Encontró a su madre esperándolo fuera de la casa con los ojos tan llorosos como los últimos días y pensó para sí que en ellos se venía cebando con saña la mala suerte desde que murió el padre:
- Hijo, ha venido don Álvaro hace un rato.
La mujer buscaba las palabras adecuadas y daba rodeos sin llegar a hablar mientras Antonio la miraba sin comprender a que venían tantas dudas. Ella, al fin, lo soltó de sopetón:
- El Corvacho está agonizando, dice el médico que ha tenido un accidente con la yegua de don Nicolás.
Con mano poco firme sacó la petaca y comenzó a liar el cigarro lentamente.
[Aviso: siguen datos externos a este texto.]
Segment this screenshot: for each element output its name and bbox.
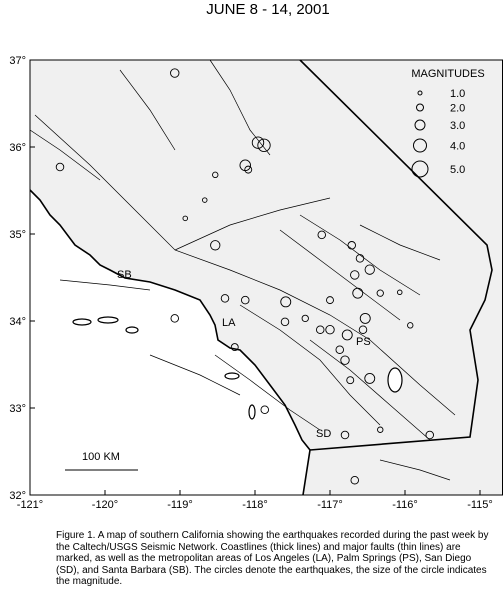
earthquake: [347, 241, 357, 250]
land: [30, 60, 502, 495]
earthquake: [260, 405, 270, 414]
earthquake: [170, 314, 179, 323]
x-tick-label: -119°: [167, 499, 193, 511]
earthquake: [340, 430, 350, 440]
x-tick-label: -117°: [317, 499, 343, 511]
earthquake: [425, 430, 435, 440]
x-tick-label: -116°: [392, 499, 418, 511]
earthquake: [55, 162, 65, 172]
city-label: SB: [117, 269, 132, 281]
earthquake: [350, 475, 360, 485]
faults: [29, 59, 456, 481]
y-tick-label: 35°: [9, 229, 26, 241]
x-tick-label: -115°: [467, 499, 493, 511]
legend-label: 1.0: [450, 88, 465, 100]
earthquake: [201, 197, 208, 203]
y-tick-label: 33°: [9, 403, 26, 415]
legend-circle: [417, 90, 423, 96]
islands: [72, 316, 403, 420]
city-label: LA: [222, 317, 236, 329]
legend-circle: [413, 138, 427, 153]
y-tick-label: 34°: [9, 316, 26, 328]
earthquake: [280, 296, 292, 308]
earthquake: [257, 138, 271, 152]
city-label: SD: [316, 428, 331, 440]
earthquake: [341, 329, 353, 341]
earthquake: [350, 270, 360, 280]
earthquake: [170, 68, 180, 78]
earthquake: [407, 322, 414, 329]
city-label: PS: [356, 336, 371, 348]
legend-label: 4.0: [450, 141, 465, 153]
earthquake: [280, 317, 290, 327]
map-frame: [29, 59, 503, 496]
earthquake: [326, 296, 334, 305]
caption: Figure 1. A map of southern California s…: [56, 530, 489, 587]
earthquake: [352, 287, 364, 299]
earthquake: [182, 215, 188, 222]
x-tick-label: -121°: [17, 499, 43, 511]
earthquake: [210, 240, 221, 251]
coastline: [29, 189, 311, 496]
legend-circle: [411, 160, 429, 178]
earthquake: [220, 294, 230, 303]
y-tick-label: 37°: [9, 55, 26, 67]
earthquake: [364, 264, 375, 275]
earthquake: [364, 372, 376, 384]
earthquake: [340, 355, 350, 365]
earthquake: [230, 343, 239, 352]
earthquake: [316, 325, 325, 334]
earthquake: [376, 289, 384, 297]
legend-label: 3.0: [450, 120, 465, 132]
earthquake: [359, 312, 371, 324]
earthquake: [377, 426, 384, 433]
x-tick-label: -120°: [92, 499, 118, 511]
earthquake: [346, 376, 355, 385]
legend-title: MAGNITUDES: [411, 68, 484, 80]
y-tick-label: 32°: [9, 490, 26, 502]
legend-circle: [414, 119, 426, 131]
legend-circle: [416, 103, 424, 112]
earthquake: [317, 230, 327, 240]
earthquake: [325, 325, 335, 335]
earthquake: [212, 171, 219, 179]
earthquake: [251, 136, 265, 149]
map-title: JUNE 8 - 14, 2001: [206, 1, 329, 18]
y-tick-label: 36°: [9, 142, 26, 154]
earthquake: [335, 345, 345, 354]
scale-bar-label: 100 KM: [82, 451, 120, 463]
earthquake: [244, 165, 253, 174]
earthquake: [240, 295, 250, 305]
earthquake: [301, 314, 309, 323]
legend-label: 5.0: [450, 164, 465, 176]
earthquake: [397, 289, 403, 296]
earthquake: [358, 325, 368, 334]
legend-label: 2.0: [450, 103, 465, 115]
x-tick-label: -118°: [242, 499, 268, 511]
map: JUNE 8 - 14, 2001 SB LA PS SD 100 KM MAG…: [9, 1, 503, 511]
state-border: [299, 59, 493, 451]
earthquake: [355, 254, 365, 263]
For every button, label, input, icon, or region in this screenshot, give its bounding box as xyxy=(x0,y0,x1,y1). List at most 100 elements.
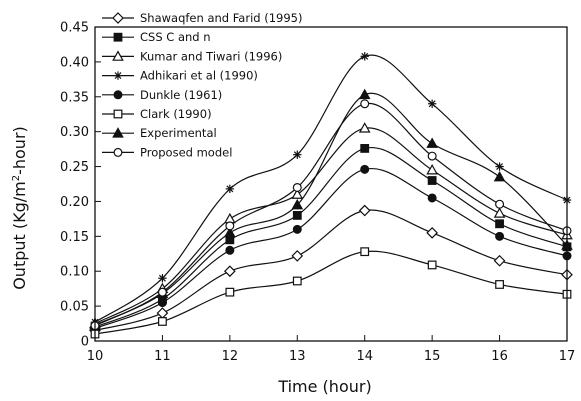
y-axis-title-superscript: 2 xyxy=(11,175,22,181)
series-1-point-4 xyxy=(360,144,370,153)
series-5-point-6 xyxy=(495,280,504,289)
x-tick-label-3: 13 xyxy=(289,349,306,364)
series-2-point-3 xyxy=(291,188,304,199)
legend-item-4-label: Dunkle (1961) xyxy=(140,88,222,102)
series-4-point-4 xyxy=(360,164,370,174)
series-5-point-5 xyxy=(427,260,437,270)
legend-item-5: Clark (1990) xyxy=(102,107,212,121)
series-7-point-5 xyxy=(427,151,437,161)
legend-item-3: Adhikari et al (1990) xyxy=(102,69,258,83)
legend-item-3-label: Adhikari et al (1990) xyxy=(140,69,258,83)
y-axis-title-main: Output (Kg/m xyxy=(10,181,29,290)
legend-item-0-marker xyxy=(112,12,124,24)
series-3-point-4-stroke-3 xyxy=(361,52,369,60)
series-1-point-5 xyxy=(427,176,437,185)
series-3-point-1-stroke-3 xyxy=(158,274,166,282)
series-5-point-1 xyxy=(158,317,167,326)
series-7-point-1 xyxy=(157,287,167,297)
series-3-point-6-stroke-3 xyxy=(496,163,504,171)
y-tick-label-2: 0.10 xyxy=(60,265,89,280)
legend-item-2-marker xyxy=(112,50,124,61)
y-tick-label-5: 0.25 xyxy=(60,160,89,175)
legend-item-2: Kumar and Tiwari (1996) xyxy=(102,49,282,63)
series-6-line xyxy=(94,92,568,326)
series-0-point-1 xyxy=(156,307,169,319)
y-tick-label-8: 0.40 xyxy=(60,55,89,70)
series-3-point-4 xyxy=(360,52,369,61)
series-3-point-6 xyxy=(495,162,504,171)
x-axis-title: Time (hour) xyxy=(277,377,371,396)
legend-item-1-marker xyxy=(113,32,123,42)
series-3-point-2-stroke-3 xyxy=(226,185,234,193)
series-0-point-5 xyxy=(426,226,438,239)
plot-frame xyxy=(94,26,568,342)
series-5-point-2 xyxy=(225,287,235,297)
legend-item-3-marker xyxy=(113,71,123,80)
series-1-point-6 xyxy=(495,219,504,229)
y-tick-label-6: 0.30 xyxy=(60,125,89,140)
legend-item-3-marker-stroke-3 xyxy=(114,72,122,80)
y-tick-label-0: 0 xyxy=(81,335,89,350)
y-tick-label-7: 0.35 xyxy=(60,90,89,105)
series-0-point-2 xyxy=(224,265,236,278)
legend-item-0-label: Shawaqfen and Farid (1995) xyxy=(140,11,302,25)
y-axis-title: Output (Kg/m2-hour) xyxy=(10,126,29,290)
legend-item-2-label: Kumar and Tiwari (1996) xyxy=(140,49,282,63)
x-tick-label-7: 17 xyxy=(559,349,576,364)
series-2-point-5 xyxy=(426,164,438,175)
series-3-point-2 xyxy=(225,184,235,194)
series-6-point-2 xyxy=(224,226,236,238)
axes-layer: 0 0.05 0.10 0.15 0.20 0.25 0.30 0.35 0.40 0.45 10 1… xyxy=(60,21,575,365)
series-0-point-6 xyxy=(493,254,506,267)
x-tick-label-4: 14 xyxy=(356,349,373,364)
series-1-point-3 xyxy=(292,211,302,220)
series-5-point-4 xyxy=(360,247,370,257)
y-tick-label-1: 0.05 xyxy=(60,300,89,315)
series-6-point-6 xyxy=(493,170,506,182)
x-tick-label-6: 16 xyxy=(491,349,508,364)
legend-item-6-label: Experimental xyxy=(140,126,217,140)
y-tick-label-9: 0.45 xyxy=(60,21,89,36)
series-7-line xyxy=(94,102,568,327)
legend-item-5-label: Clark (1990) xyxy=(140,107,212,121)
series-3-point-3-stroke-3 xyxy=(293,151,301,159)
y-tick-label-4: 0.20 xyxy=(60,195,89,210)
series-7-point-4 xyxy=(360,99,370,109)
series-3-point-3 xyxy=(293,150,302,159)
legend-item-7-marker xyxy=(113,147,123,157)
series-4-point-2 xyxy=(225,245,235,255)
legend-item-7: Proposed model xyxy=(102,145,232,159)
series-3-line xyxy=(94,54,568,323)
legend-item-7-label: Proposed model xyxy=(140,145,232,159)
series-2-line xyxy=(94,127,568,325)
series-6-point-5 xyxy=(426,137,438,148)
legend-item-1: CSS C and n xyxy=(102,30,211,44)
series-4-point-1 xyxy=(157,298,167,308)
series-7-point-3 xyxy=(292,182,302,192)
series-3-point-5 xyxy=(427,99,437,108)
series-4-point-5 xyxy=(427,193,437,203)
series-2-point-6 xyxy=(493,207,506,218)
x-tick-label-0: 10 xyxy=(87,349,104,364)
series-4-point-3 xyxy=(292,224,302,234)
legend-item-4-marker xyxy=(113,90,123,100)
series-5-point-3 xyxy=(292,276,302,286)
series-7-point-2 xyxy=(225,221,235,231)
legend-item-6-marker xyxy=(112,127,124,138)
series-5-line xyxy=(94,250,568,335)
series-1-line xyxy=(94,146,568,328)
series-4 xyxy=(90,164,572,333)
series-7-point-6 xyxy=(495,199,505,209)
x-tick-label-5: 15 xyxy=(424,349,441,364)
legend-item-1-label: CSS C and n xyxy=(140,30,211,44)
legend-item-5-marker xyxy=(113,109,123,119)
series-4-point-6 xyxy=(495,231,505,241)
series-6-point-4 xyxy=(358,88,371,100)
legend-item-0: Shawaqfen and Farid (1995) xyxy=(102,11,302,25)
x-tick-label-1: 11 xyxy=(154,349,171,364)
legend: Shawaqfen and Farid (1995) CSS C and n Kum… xyxy=(102,11,302,159)
series-0-point-4 xyxy=(358,204,371,217)
series-0-line xyxy=(94,209,568,332)
series-2-point-4 xyxy=(358,122,371,133)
La vieja mujer se atusó el cabello bajo el pañuelo y ajustó el lazo, tan solo por hacer algo mientras esperaba a que dijera alguna cosa. Él dio dos chupadas al cigarrillo y se levantó:
- Ahora vuelvo, madre.
Cuando entró en la casa, la gente se apartó para dejarle pasar. Adela, con el pañuelo en la mano y los ojos llorosos, salió a su encuentro asustada de verlo allí:
- Antonio ¿a qué vienes? Déjalo en paz...
- Quita, esto es entre él y yo.
La apartó a un lado con fuerza y se dirigió a la cama donde el Corvacho se hallaba tendido e inerte, se sentó junto a la cabecera y le tocó el brazo llamándolo por su nombre. La mano del padre de Adela le tocó en el hombro:
- No te oye, don Álvaro dice que se ha roto el cuello y que quedará así hasta que termine todo. Vete fuera Antonio, hombre…
Se deshizo de la mano con un gesto y siguió mirando la cara del moribundo, aunque en aquel momento solo acertara a ver el compañero de juegos cuando iban los dos con los pantalones cortos y los bolsillos llenos de chinatos cogidos en el río. Una lágrima comenzó a resbalar por su mejilla y pronto le siguieron más que Antonio se limpió con furia antes de coger la mano del Corvacho y decirle:
- ¡Que la parca se nos lleve juntos, Jesús!